Visualizing Quantile Evolution

# Generate many walks
walks <- random_normal_walk(.num_walks = 200, .n = 100)

# Calculate quantiles at each step
quantile_evolution <- walks |>
  group_by(step_number) |>
  summarize(
    q05 = quantile(y, 0.05),
    q25 = quantile(y, 0.25),
    q50 = quantile(y, 0.50),
    q75 = quantile(y, 0.75),
    q95 = quantile(y, 0.95)
  )

# Plot
ggplot(quantile_evolution, aes(x = step_number)) +
  geom_ribbon(aes(ymin = q05, ymax = q95), alpha = 0.2, fill = "blue") +
  geom_ribbon(aes(ymin = q25, ymax = q75), alpha = 0.3, fill = "blue") +
  geom_line(aes(y = q50), color = "darkblue", linewidth = 1) +
  theme_minimal() +
  labs(
    title = "Random Walk Quantile Evolution",
    subtitle = "Median (dark blue), IQR (darker shading), and 90% CI (lighter shading)",
    x = "Step",
    y = "Value"
  )

Plot showing the evolution of quantiles over 100 steps for 200 random walks.
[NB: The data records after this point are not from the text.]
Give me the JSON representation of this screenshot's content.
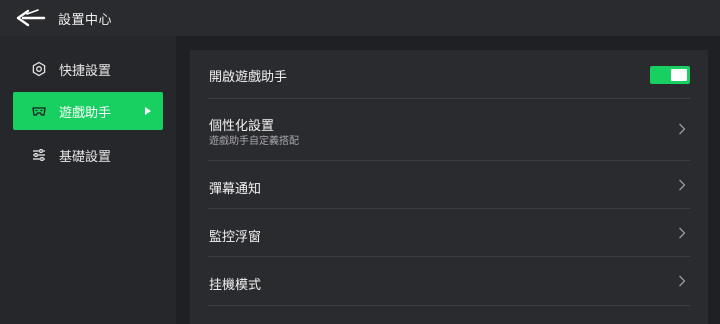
{
  "header": {
    "title": "設置中心",
    "back_icon": "back-arrow-icon"
  },
  "sidebar": {
    "items": [
      {
        "label": "快捷設置",
        "icon": "hexagon-nut-icon",
        "active": false
      },
      {
        "label": "遊戲助手",
        "icon": "gamepad-icon",
        "active": true
      },
      {
        "label": "基礎設置",
        "icon": "sliders-icon",
        "active": false
      }
    ]
  },
  "main": {
    "rows": [
      {
        "title": "開啟遊戲助手",
        "control": "toggle",
        "enabled": true
      },
      {
        "title": "個性化設置",
        "subtitle": "遊戲助手自定義搭配",
        "control": "chevron-right-icon"
      },
      {
        "title": "彈幕通知",
        "control": "chevron-right-icon"
      },
      {
        "title": "監控浮窗",
        "control": "chevron-right-icon"
      },
      {
        "title": "挂機模式",
        "control": "chevron-right-icon"
      }
    ]
  },
  "colors": {
    "accent": "#18d061",
    "background": "#1f2023",
    "panel": "#2a2b2f",
    "sidebar": "#26272b",
    "divider": "#3d3e43"
  }
}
A dark blue line shows the median (50th percentile), surrounded by darker blue shading showing the interquartile range (25th to 75th percentile), and lighter blue shading showing the 90% confidence interval (5th to 95th percentile). The x-axis shows step numbers and the y-axis shows walk values.

Distance Calculations

Using `euclidean_distance()`

For multi-dimensional walks, calculate distance from origin:

# 2D walk
walks_2d <- random_normal_walk(.num_walks = 10, .n = 100, .dimensions = 2)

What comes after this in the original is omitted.